Irish farmers to create seaweed eating ‘supercows’ in bid to fight climate change
Change of diet could reduce methane emissions by 99%, researchers claim Could seaweed eating supercows help reduce greenhouse gas emissions and save the world from climate change?
Irish farmers hope so and have welcomed the opportunity to investigate a 2016 study that claims feeding cows small amounts of seaweed along with their normal diet of grass can reduce methane emissions by up to 99 per cent.
The study, by a team of researchers at James Cook University in Queensland, Australia, found in live trials with sheep that recorded methane levels fell between 50 – 70 per cent when they ate a diet including 2 per cent seaweed.
According to the Irish Times, the Irish Farmers’ Association has welcomed the study and said the research provides the opportunity to continue to build on Ireland’s “sustainable grass-based model of food production”.
Thomas Cooney, the association’s environment chairman, called on Irish scientists “to immediately investigate the potential for this research in an Irish agriculture context, and in the context of the opportunity that may exist for indigenous seaweed production”.
Irish politician Michael Fitzmaurice who represents Roscommon–South Leitrim, also called for further research into the implications for Ireland.
Speaking to Irish farming publication AgriLand this week, Mr Fitzmaurice said: “I would like to see this research being carried out here; there are huge possibilities with regard to the seaweed industry in Ireland and the Department of Agriculture, Food and the Marine should look into this further.
He added: “We are an island nation with plenty of coastline and if we can develop and improve our seaweed industry it could be a big bonus for our economy – more analysis into this exciting new research must take place as soon as possible.”

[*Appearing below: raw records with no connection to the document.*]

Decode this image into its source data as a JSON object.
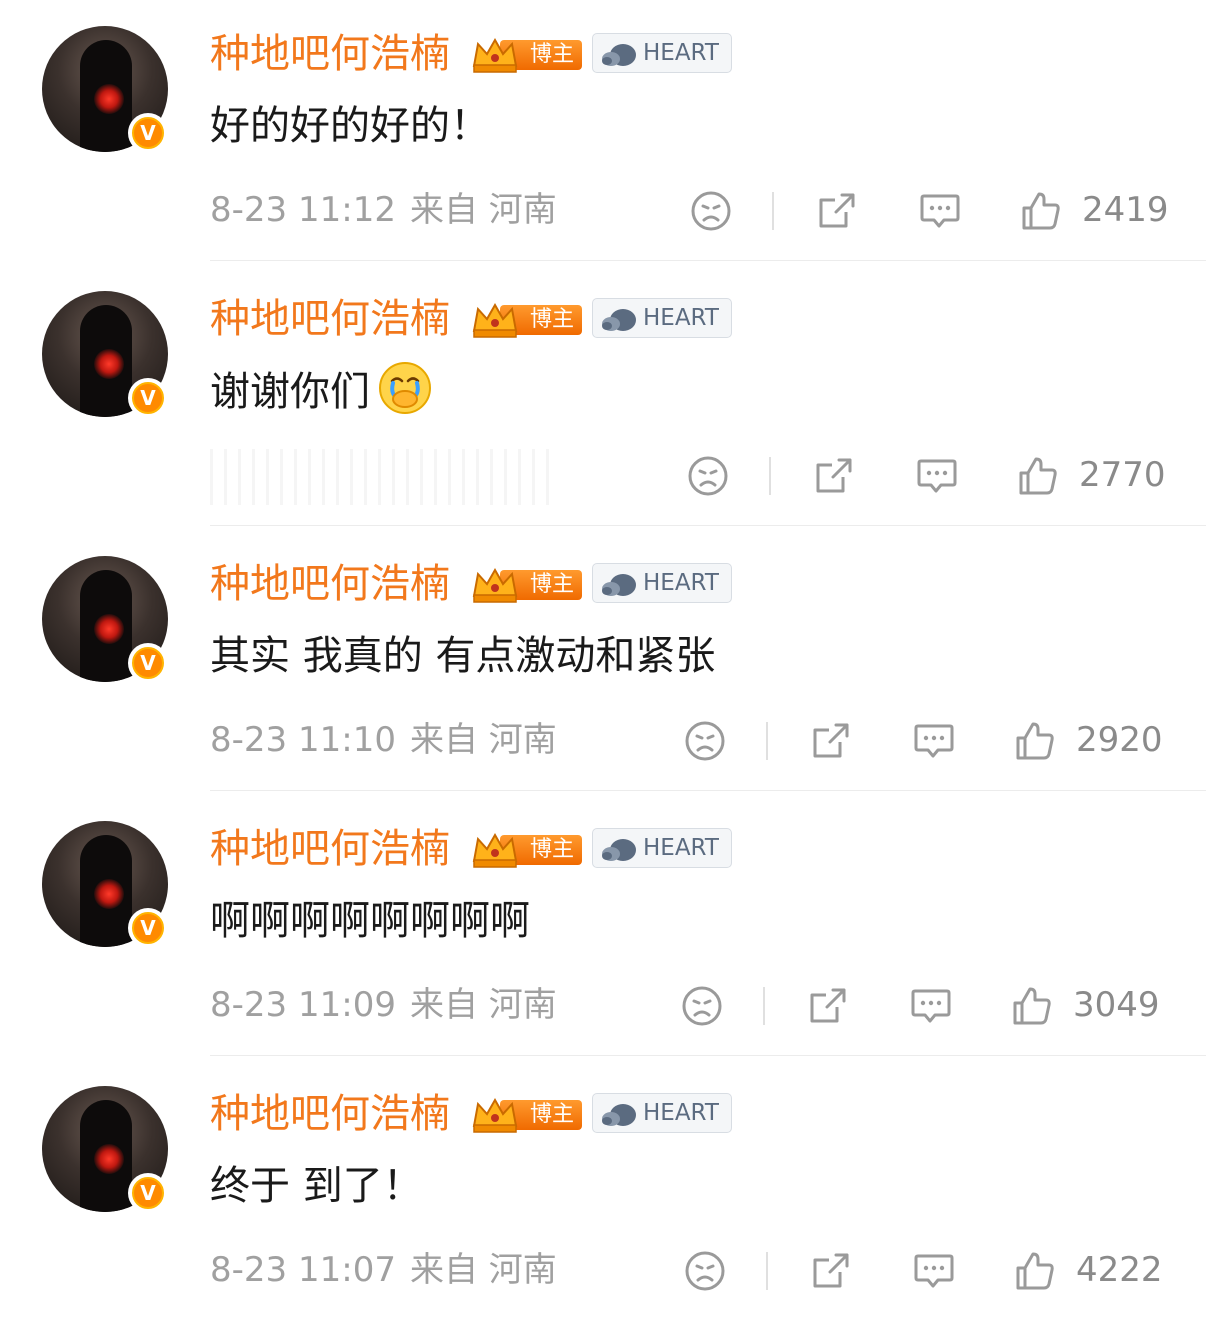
{
  "comments": [
    {
      "name": "种地吧何浩楠",
      "badge": "博主",
      "tag": "HEART",
      "text": "好的好的好的！",
      "time": "8-23 11:12",
      "from": "来自 河南",
      "likes": "2419",
      "emoji": false,
      "meta_visible": true
    },
    {
      "name": "种地吧何浩楠",
      "badge": "博主",
      "tag": "HEART",
      "text": "谢谢你们",
      "time": "",
      "from": "",
      "likes": "2770",
      "emoji": true,
      "meta_visible": false
    },
    {
      "name": "种地吧何浩楠",
      "badge": "博主",
      "tag": "HEART",
      "text": "其实 我真的 有点激动和紧张",
      "time": "8-23 11:10",
      "from": "来自 河南",
      "likes": "2920",
      "emoji": false,
      "meta_visible": true
    },
    {
      "name": "种地吧何浩楠",
      "badge": "博主",
      "tag": "HEART",
      "text": "啊啊啊啊啊啊啊啊",
      "time": "8-23 11:09",
      "from": "来自 河南",
      "likes": "3049",
      "emoji": false,
      "meta_visible": true
    },
    {
      "name": "种地吧何浩楠",
      "badge": "博主",
      "tag": "HEART",
      "text": "终于 到了！",
      "time": "8-23 11:07",
      "from": "来自 河南",
      "likes": "4222",
      "emoji": false,
      "meta_visible": true
    }
  ],
  "icons": {
    "dislike": "sad-face-icon",
    "share": "share-icon",
    "reply": "comment-bubble-icon",
    "like": "thumbs-up-icon",
    "verified": "verified-v-icon",
    "emoji": "crying-covering-mouth-emoji"
  },
  "verified_mark": "V",
  "colors": {
    "name": "#f2781c",
    "text": "#1a1a1a",
    "meta": "#a0a0a0",
    "badge": "#f06a00",
    "verified": "#ff8a00"
  }
}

The Australian study was originally based on the experience of a Canadian farmer who realised that his cattle that ate washed up seaweed were healthier and produced “rip roaring heats” with longer mating cycles than those that did not.

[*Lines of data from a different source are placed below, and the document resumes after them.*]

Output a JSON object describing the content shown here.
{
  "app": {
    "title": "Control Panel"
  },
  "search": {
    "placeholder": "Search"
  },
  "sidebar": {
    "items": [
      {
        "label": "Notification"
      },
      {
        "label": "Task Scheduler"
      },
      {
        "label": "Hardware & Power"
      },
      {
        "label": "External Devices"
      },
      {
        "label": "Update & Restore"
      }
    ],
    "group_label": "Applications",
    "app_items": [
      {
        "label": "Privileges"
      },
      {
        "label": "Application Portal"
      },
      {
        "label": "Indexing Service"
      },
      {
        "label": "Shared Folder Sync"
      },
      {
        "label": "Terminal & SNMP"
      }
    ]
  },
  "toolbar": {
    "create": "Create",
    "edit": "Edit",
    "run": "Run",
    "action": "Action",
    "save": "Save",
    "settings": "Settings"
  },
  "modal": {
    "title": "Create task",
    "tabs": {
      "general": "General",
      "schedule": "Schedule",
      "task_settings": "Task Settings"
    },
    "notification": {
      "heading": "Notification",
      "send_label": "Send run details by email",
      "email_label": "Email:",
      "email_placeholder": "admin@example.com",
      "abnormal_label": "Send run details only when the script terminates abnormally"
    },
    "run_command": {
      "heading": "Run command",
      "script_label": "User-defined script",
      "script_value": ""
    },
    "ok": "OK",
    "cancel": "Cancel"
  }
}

Canadian researchers Rob Kinley and Alan Fredeen subsequently proved the findings in 2014, and also suggested the cattle produced significantly less methane.

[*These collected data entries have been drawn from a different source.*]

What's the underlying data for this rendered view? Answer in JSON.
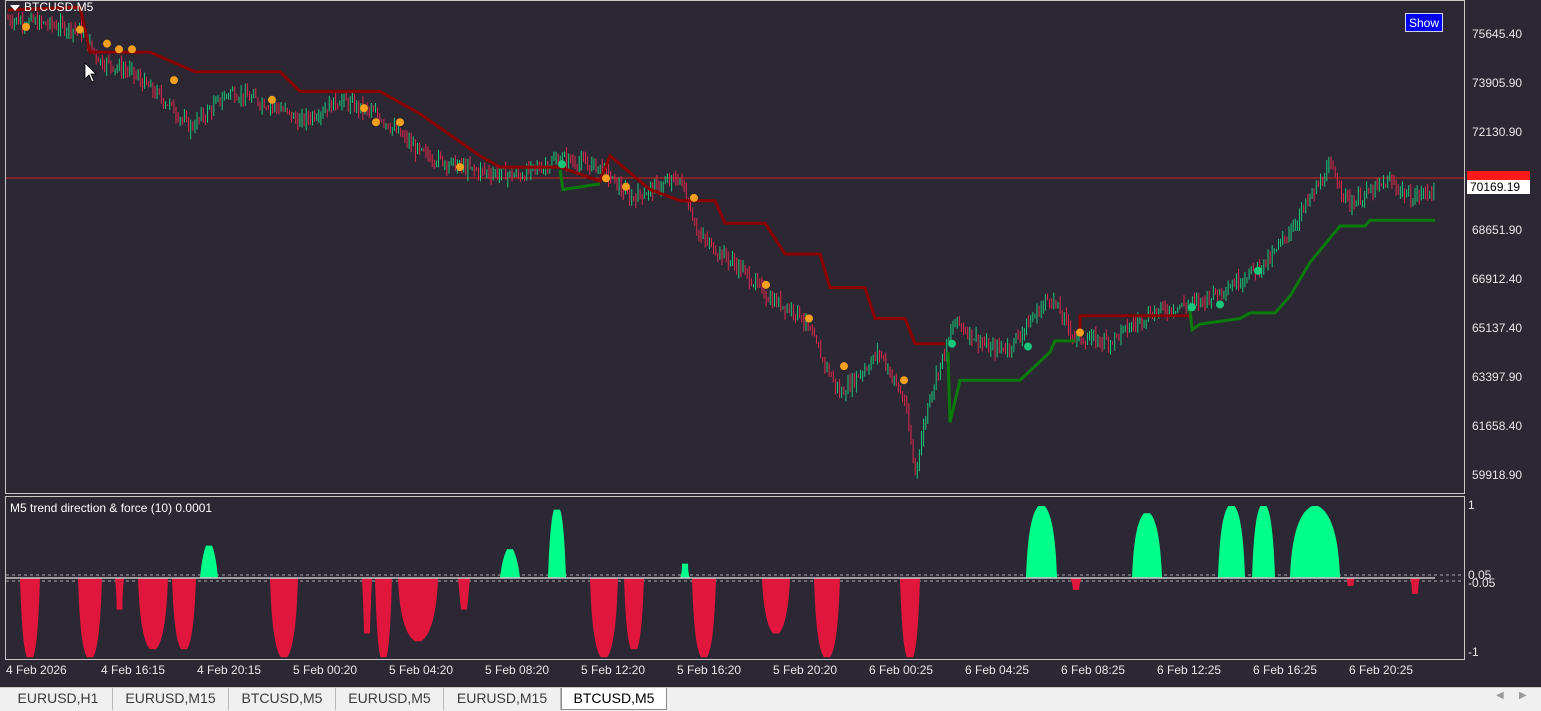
{
  "chart": {
    "symbol": "BTCUSD.M5",
    "show_button": "Show",
    "current_price_red": "70491.91",
    "current_price_bid": "70169.19",
    "price_axis": [
      "75645.40",
      "73905.90",
      "72130.90",
      "70391.90",
      "68651.90",
      "66912.40",
      "65137.40",
      "63397.90",
      "61658.40",
      "59918.90"
    ],
    "time_axis": [
      "4 Feb 2026",
      "4 Feb 16:15",
      "4 Feb 20:15",
      "5 Feb 00:20",
      "5 Feb 04:20",
      "5 Feb 08:20",
      "5 Feb 12:20",
      "5 Feb 16:20",
      "5 Feb 20:20",
      "6 Feb 00:25",
      "6 Feb 04:25",
      "6 Feb 08:25",
      "6 Feb 12:25",
      "6 Feb 16:25",
      "6 Feb 20:25"
    ],
    "colors": {
      "background": "#2b2733",
      "bull_candle": "#19c77a",
      "bear_candle": "#e0284c",
      "stop_down": "#8b0000",
      "stop_up": "#0a7a0a",
      "bid_line": "#d42020",
      "signal_dot": "#f4a01c",
      "ind_positive": "#00ff8a",
      "ind_negative": "#e0163c"
    }
  },
  "indicator": {
    "title": "M5 trend direction & force (10) 0.0001",
    "axis": {
      "top": "1",
      "upper_level": "0.05",
      "lower_level": "-0.05",
      "bottom": "-1"
    }
  },
  "tabs": [
    "EURUSD,H1",
    "EURUSD,M15",
    "BTCUSD,M5",
    "EURUSD,M5",
    "EURUSD,M15",
    "BTCUSD,M5"
  ],
  "active_tab_index": 5
}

The pair then teamed up with Professor of Aquaculture Rocky De Nys in Australia to expand the study which was a collaborative effort including the Australia’s Commonwealth Scientific and Industrial Research Organization.
The research team tested how 20 species of seaweed reacted with bacteria found in cows’ stomachs. They found that one species of red algae called Asparagopsis Taxiformis was particularly effective in reducing cows’ methane emissions and if it made up just 2 per cent of the animal’s diet, it could reduce emissions by 99 per cent.
A single cow releases between 70 and 120 kg of methane a year. The greenhouse gas is thought to be 25 times more damaging to the environment than carbon dioxide over a one hundred year period.